If you live in New York City, you know the life and times and your local bodega all too well. It definitely ain't a grocery store, but it's definitely more than a "convenience store." Each individual bodega has as many funky and distinct products as there are funky and distinct characters—yourself included. It becomes a crucial mooring point for your life: The place you'll score that early-morning bacon-egg-and-cheese; a sandwich and chips for lunch; a late-night snack; or all three, at the same time, at any point in your day (or night).

These places usually come to define not just the character of your neighborhood in some way, but also, your experience in it. Part of their charm is that they do not try to be all things to all people. For example, they definitely lack for the kinds of ingredients you'd find refined chefs shopping for on a regular basis—until now.

Recently, while roaming the aisles of our local bodega, we started wondering: Is it possible for some of New York City's great chefs to whip up meals for the tired, the maybe-broke, and the definitely-hungry masses, using only ingredients culled from a bodega? 

For the answer, we looked to Sandy Dee Hall, chef and co-owner of New York City's farm-to-table bar and restaurant duo Black Tree NYC, with locations on the Lower East Side and in Williamsburg. Black Tree's the kind of place that churns out ingenious meals on the regular, a spot where you can drop-in and grab a quick, stellar sandwich as easily as you can sit at a chef's counter for a sharp, brilliant prix-fixe. And Sandy, the man behind it, is definitely the kind of chef who could take on this challenge.

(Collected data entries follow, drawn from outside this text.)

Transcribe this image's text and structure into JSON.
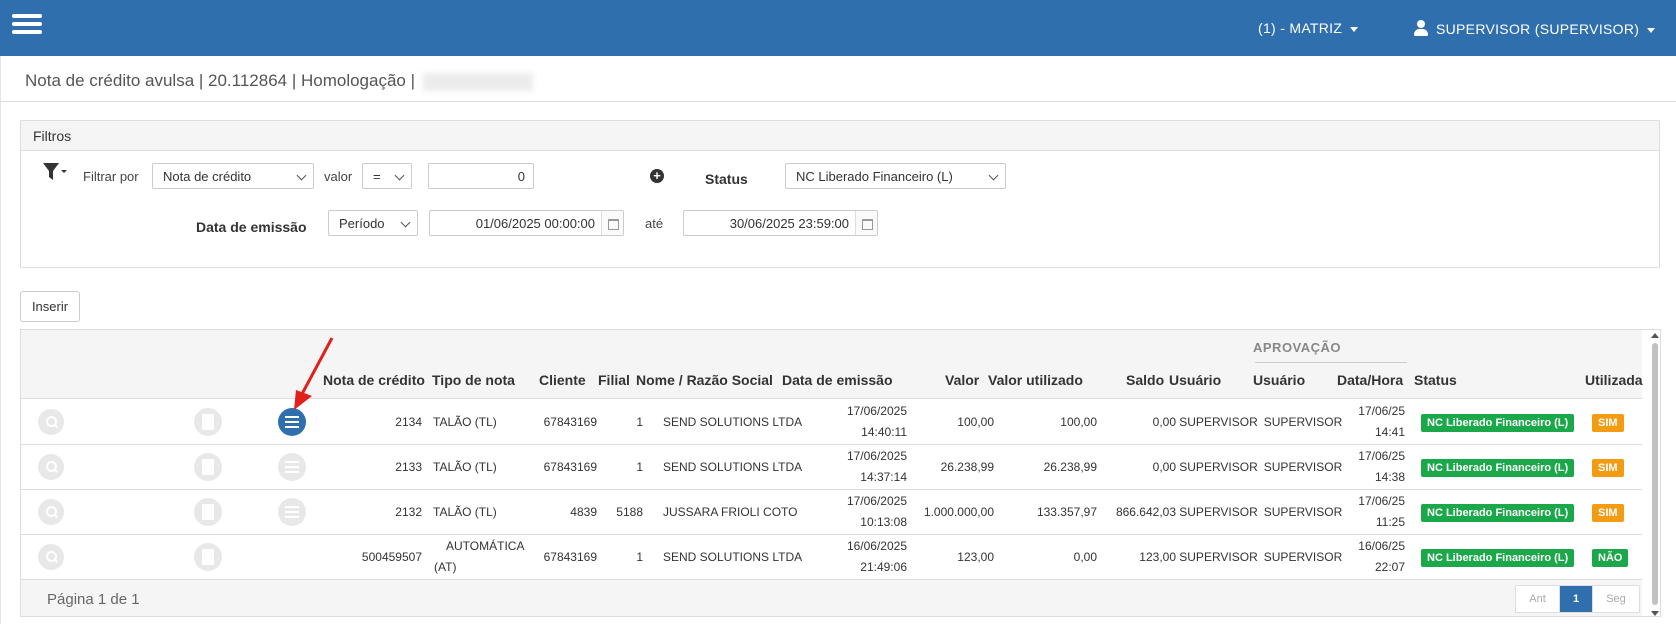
{
  "navbar": {
    "matriz_label": "(1) - MATRIZ",
    "user_label": "SUPERVISOR (SUPERVISOR)"
  },
  "page": {
    "title": "Nota de crédito avulsa | 20.112864 | Homologação |"
  },
  "filters": {
    "panel_title": "Filtros",
    "filter_by_label": "Filtrar por",
    "filter_by_value": "Nota de crédito",
    "valor_label": "valor",
    "operator_value": "=",
    "value_input": "0",
    "status_label": "Status",
    "status_value": "NC Liberado Financeiro (L)",
    "emission_label": "Data de emissão",
    "period_value": "Período",
    "date_from": "01/06/2025 00:00:00",
    "ate_label": "até",
    "date_to": "30/06/2025 23:59:00"
  },
  "insert_button": "Inserir",
  "table": {
    "group_header": "APROVAÇÃO",
    "columns": {
      "nota": "Nota de crédito",
      "tipo": "Tipo de nota",
      "cliente": "Cliente",
      "filial": "Filial",
      "nome": "Nome / Razão Social",
      "data_emissao": "Data de emissão",
      "valor": "Valor",
      "valor_utilizado": "Valor utilizado",
      "saldo": "Saldo",
      "usuario": "Usuário",
      "aprov_usuario": "Usuário",
      "aprov_data": "Data/Hora",
      "status": "Status",
      "utilizada": "Utilizada"
    },
    "rows": [
      {
        "nota": "2134",
        "tipo1": "TALÃO (TL)",
        "tipo2": "",
        "cliente": "67843169",
        "filial": "1",
        "nome": "SEND SOLUTIONS LTDA",
        "data1": "17/06/2025",
        "data2": "14:40:11",
        "valor": "100,00",
        "valor_utilizado": "100,00",
        "saldo": "0,00",
        "usuario": "SUPERVISOR",
        "aprov_usuario": "SUPERVISOR",
        "aprov_data1": "17/06/25",
        "aprov_data2": "14:41",
        "status": "NC Liberado Financeiro (L)",
        "utilizada": "SIM"
      },
      {
        "nota": "2133",
        "tipo1": "TALÃO (TL)",
        "tipo2": "",
        "cliente": "67843169",
        "filial": "1",
        "nome": "SEND SOLUTIONS LTDA",
        "data1": "17/06/2025",
        "data2": "14:37:14",
        "valor": "26.238,99",
        "valor_utilizado": "26.238,99",
        "saldo": "0,00",
        "usuario": "SUPERVISOR",
        "aprov_usuario": "SUPERVISOR",
        "aprov_data1": "17/06/25",
        "aprov_data2": "14:38",
        "status": "NC Liberado Financeiro (L)",
        "utilizada": "SIM"
      },
      {
        "nota": "2132",
        "tipo1": "TALÃO (TL)",
        "tipo2": "",
        "cliente": "4839",
        "filial": "5188",
        "nome": "JUSSARA FRIOLI COTO",
        "data1": "17/06/2025",
        "data2": "10:13:08",
        "valor": "1.000.000,00",
        "valor_utilizado": "133.357,97",
        "saldo": "866.642,03",
        "usuario": "SUPERVISOR",
        "aprov_usuario": "SUPERVISOR",
        "aprov_data1": "17/06/25",
        "aprov_data2": "11:25",
        "status": "NC Liberado Financeiro (L)",
        "utilizada": "SIM"
      },
      {
        "nota": "500459507",
        "tipo1": "AUTOMÁTICA",
        "tipo2": "(AT)",
        "cliente": "67843169",
        "filial": "1",
        "nome": "SEND SOLUTIONS LTDA",
        "data1": "16/06/2025",
        "data2": "21:49:06",
        "valor": "123,00",
        "valor_utilizado": "0,00",
        "saldo": "123,00",
        "usuario": "SUPERVISOR",
        "aprov_usuario": "SUPERVISOR",
        "aprov_data1": "16/06/25",
        "aprov_data2": "22:07",
        "status": "NC Liberado Financeiro (L)",
        "utilizada": "NÃO"
      }
    ]
  },
  "pagination": {
    "info": "Página 1 de 1",
    "prev": "Ant",
    "current": "1",
    "next": "Seg"
  },
  "colors": {
    "navbar": "#2f6fae",
    "badge_green": "#1ba84a",
    "badge_orange": "#f39c12",
    "annotation": "#e0201b"
  }
}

For one thing, he didn't start cooking professionally until two months before he opened up Black Tree. He learned, like most of us, on the fly. The other reason: At Black Tree, everything's seasonal, and usually the menu's dictated by whatever ingredients Sandy's found to be the best that particular week—often, his menus are limited to dishes from one animal, from one farm, and you get to see what magic gets cooked up. While these self-imposed limitations make for an amazing dining experience, they also fitting for our first-ever Five-Star Bodega Challenge: Could Sandy shop a single bodega, with a $25 budget, and rock an entirely edible three-course meal for two people, cookable by even the brokest college student in the grimiest of dorms?

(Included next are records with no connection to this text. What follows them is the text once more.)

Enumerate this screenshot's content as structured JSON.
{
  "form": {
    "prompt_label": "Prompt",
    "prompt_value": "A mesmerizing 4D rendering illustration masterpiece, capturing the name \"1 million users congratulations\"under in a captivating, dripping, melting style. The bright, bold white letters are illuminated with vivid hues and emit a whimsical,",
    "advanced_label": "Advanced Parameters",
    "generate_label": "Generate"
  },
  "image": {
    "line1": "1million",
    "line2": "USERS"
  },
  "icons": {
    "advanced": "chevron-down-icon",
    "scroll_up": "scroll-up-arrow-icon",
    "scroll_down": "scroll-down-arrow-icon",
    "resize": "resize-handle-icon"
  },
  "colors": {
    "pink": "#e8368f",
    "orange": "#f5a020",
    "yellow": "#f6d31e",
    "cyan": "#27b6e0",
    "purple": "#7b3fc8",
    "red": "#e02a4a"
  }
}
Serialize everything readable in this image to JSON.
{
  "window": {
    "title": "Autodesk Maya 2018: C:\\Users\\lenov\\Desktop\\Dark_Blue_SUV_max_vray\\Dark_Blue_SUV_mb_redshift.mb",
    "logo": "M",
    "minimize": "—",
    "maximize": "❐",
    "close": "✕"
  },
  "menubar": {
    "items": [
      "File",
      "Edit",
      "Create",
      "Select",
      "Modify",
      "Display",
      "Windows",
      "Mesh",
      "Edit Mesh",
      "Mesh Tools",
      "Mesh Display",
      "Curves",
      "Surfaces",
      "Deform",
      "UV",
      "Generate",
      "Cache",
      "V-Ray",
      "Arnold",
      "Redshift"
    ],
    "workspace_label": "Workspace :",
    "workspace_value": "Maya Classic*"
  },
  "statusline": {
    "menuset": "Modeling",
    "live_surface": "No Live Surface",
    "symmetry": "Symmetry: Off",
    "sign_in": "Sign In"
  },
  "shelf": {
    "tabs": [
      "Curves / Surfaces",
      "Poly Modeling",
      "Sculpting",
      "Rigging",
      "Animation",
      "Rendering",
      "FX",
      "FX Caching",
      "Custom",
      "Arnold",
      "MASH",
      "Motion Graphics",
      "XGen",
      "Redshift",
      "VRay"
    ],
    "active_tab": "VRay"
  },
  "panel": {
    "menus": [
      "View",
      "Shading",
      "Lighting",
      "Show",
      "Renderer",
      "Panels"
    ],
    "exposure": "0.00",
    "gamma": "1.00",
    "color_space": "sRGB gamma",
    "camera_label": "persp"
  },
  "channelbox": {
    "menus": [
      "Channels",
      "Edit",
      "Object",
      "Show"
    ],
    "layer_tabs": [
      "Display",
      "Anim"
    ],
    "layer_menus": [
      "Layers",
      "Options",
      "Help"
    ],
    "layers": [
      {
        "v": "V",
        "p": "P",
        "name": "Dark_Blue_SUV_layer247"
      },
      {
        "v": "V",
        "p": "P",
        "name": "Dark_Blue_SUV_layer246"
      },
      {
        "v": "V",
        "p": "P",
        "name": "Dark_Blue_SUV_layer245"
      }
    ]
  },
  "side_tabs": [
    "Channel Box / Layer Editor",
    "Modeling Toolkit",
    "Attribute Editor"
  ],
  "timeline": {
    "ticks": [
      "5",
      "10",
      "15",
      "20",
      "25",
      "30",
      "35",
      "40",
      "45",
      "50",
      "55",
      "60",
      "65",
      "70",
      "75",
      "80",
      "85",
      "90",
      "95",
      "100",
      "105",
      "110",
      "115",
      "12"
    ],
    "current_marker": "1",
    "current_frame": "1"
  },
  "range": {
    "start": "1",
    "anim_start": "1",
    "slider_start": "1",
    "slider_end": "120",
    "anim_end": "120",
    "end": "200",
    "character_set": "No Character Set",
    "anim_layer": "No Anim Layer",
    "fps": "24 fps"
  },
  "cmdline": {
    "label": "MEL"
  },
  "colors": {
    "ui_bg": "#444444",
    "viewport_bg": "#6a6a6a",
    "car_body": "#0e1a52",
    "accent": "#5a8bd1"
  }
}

He was going give it a shot, knowing well what he was up against. "When I was in college—at Villa-no-fun—I mostly ordered takeout," he laughed. "When I didn't, it was lots of eggs and bacon. One pan, you throw it all in there, and it gets done." As for amateur bodega-shopping cooks, he had some sage wisdom before he got started:

"You need good ideas, and execution is something you can always work on," Hall explained. "As long as you know the end result you're trying to get to is going to be good, it all becomes about practice after that. It's like that Disney movie Ratatouille," he laughed. "Anyone actually can cook." To see how he did it, as well as how his dishes came out, check the footage above. 

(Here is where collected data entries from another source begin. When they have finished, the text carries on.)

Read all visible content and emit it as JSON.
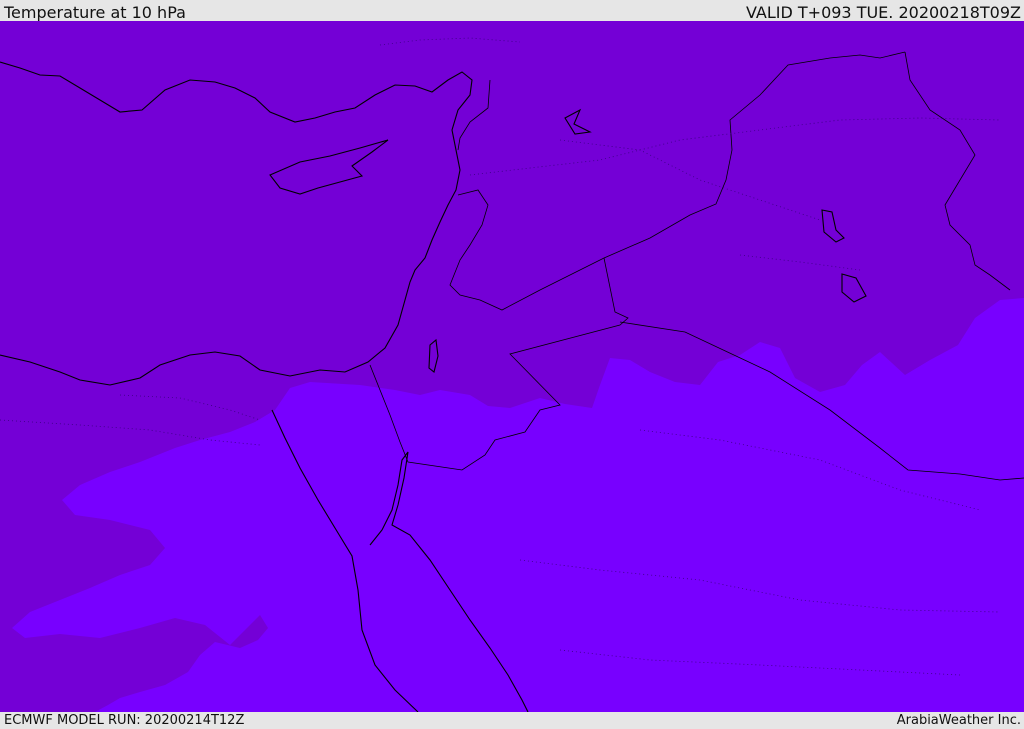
{
  "header": {
    "title": "Temperature at 10 hPa",
    "valid": "VALID T+093 TUE. 20200218T09Z"
  },
  "footer": {
    "model_run": "ECMWF MODEL RUN: 20200214T12Z",
    "credit": "ArabiaWeather Inc."
  },
  "map": {
    "colors": {
      "cold_band": "#7400d6",
      "warm_band": "#7800ff",
      "coast": "#000000",
      "dotted_contour": "#3a0080"
    }
  }
}
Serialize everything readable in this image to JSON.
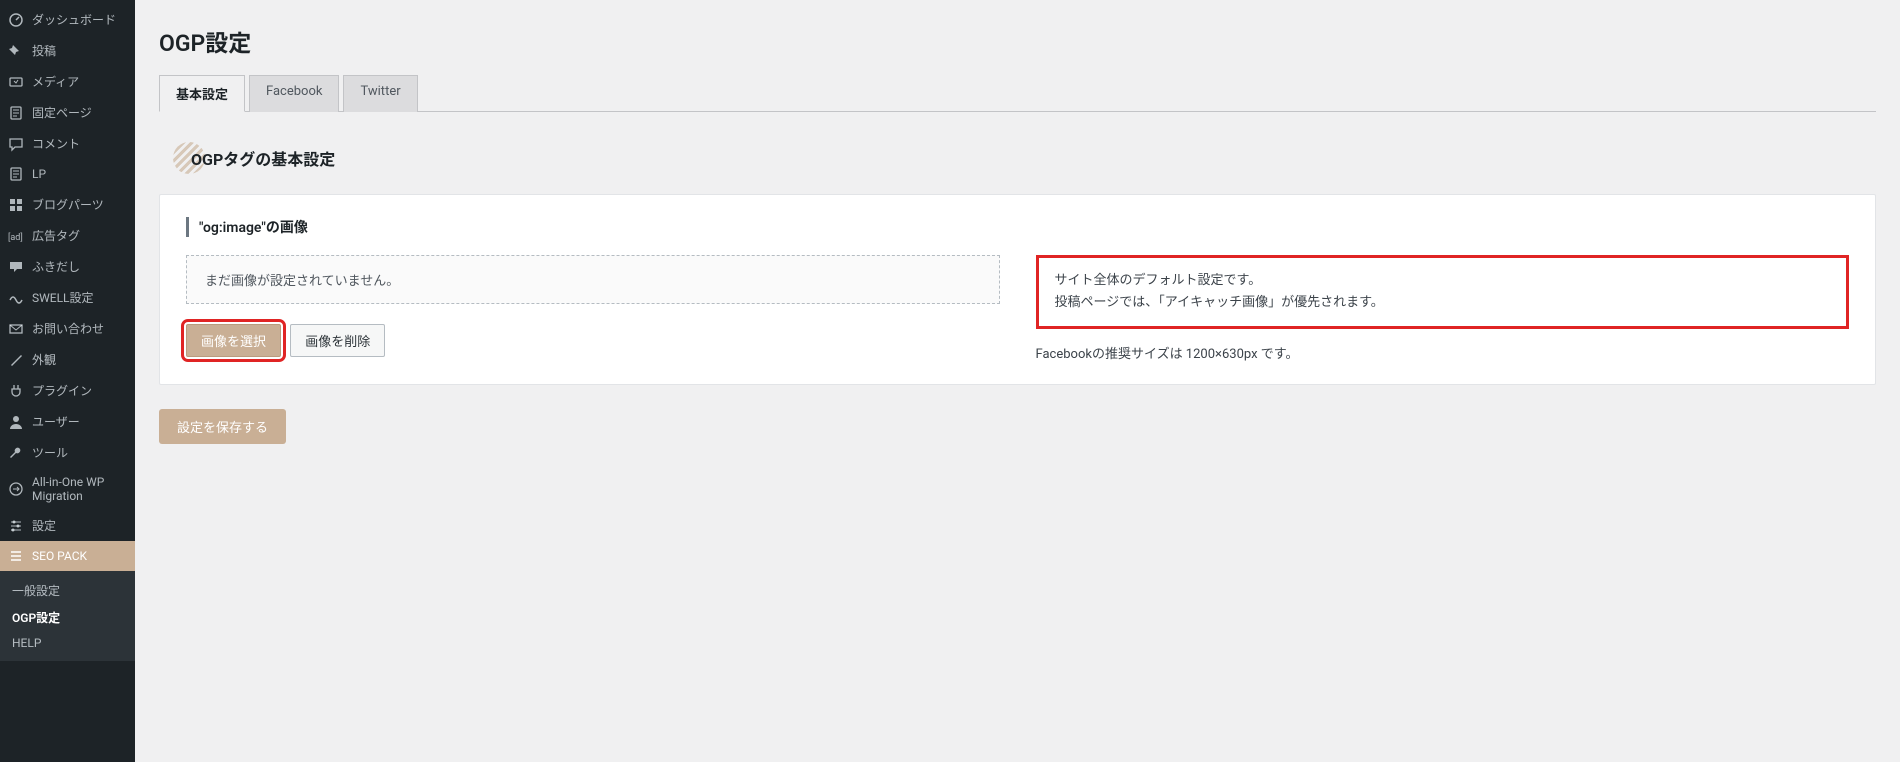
{
  "sidebar": {
    "items": [
      {
        "icon": "dashboard",
        "label": "ダッシュボード"
      },
      {
        "icon": "pin",
        "label": "投稿"
      },
      {
        "icon": "media",
        "label": "メディア"
      },
      {
        "icon": "page",
        "label": "固定ページ"
      },
      {
        "icon": "comment",
        "label": "コメント"
      },
      {
        "icon": "page",
        "label": "LP"
      },
      {
        "icon": "grid",
        "label": "ブログパーツ"
      },
      {
        "icon": "ad",
        "label": "広告タグ"
      },
      {
        "icon": "bubble",
        "label": "ふきだし"
      },
      {
        "icon": "swell",
        "label": "SWELL設定"
      },
      {
        "icon": "mail",
        "label": "お問い合わせ"
      },
      {
        "icon": "brush",
        "label": "外観"
      },
      {
        "icon": "plug",
        "label": "プラグイン"
      },
      {
        "icon": "user",
        "label": "ユーザー"
      },
      {
        "icon": "wrench",
        "label": "ツール"
      },
      {
        "icon": "migrate",
        "label": "All-in-One WP Migration"
      },
      {
        "icon": "sliders",
        "label": "設定"
      },
      {
        "icon": "list",
        "label": "SEO PACK",
        "current": true
      }
    ],
    "submenu": [
      "一般設定",
      "OGP設定",
      "HELP"
    ],
    "submenu_active_index": 1
  },
  "page": {
    "title": "OGP設定",
    "tabs": [
      "基本設定",
      "Facebook",
      "Twitter"
    ],
    "active_tab_index": 0,
    "section_heading": "OGPタグの基本設定",
    "card_label": "\"og:image\"の画像",
    "placeholder_text": "まだ画像が設定されていません。",
    "select_image_btn": "画像を選択",
    "delete_image_btn": "画像を削除",
    "note_line1": "サイト全体のデフォルト設定です。",
    "note_line2": "投稿ページでは、「アイキャッチ画像」が優先されます。",
    "hint": "Facebookの推奨サイズは 1200×630px です。",
    "save_btn": "設定を保存する"
  },
  "colors": {
    "accent": "#c9af95",
    "highlight": "#e02424"
  }
}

And finally, two tips on cooking up these recipes:

1. On shopping: "If you're going to splurge on anything, go big on whatever meat you want to add, or whatever dairy. That's the key to all of this, and if your bodega has bottom-shelf or top-shelf stuff, and you can afford top-shelf, here's where you do it.”

2. On where to shop: "A great bodega is just a mixture of grit, charm, and random cats. Everything else you need, they'll have."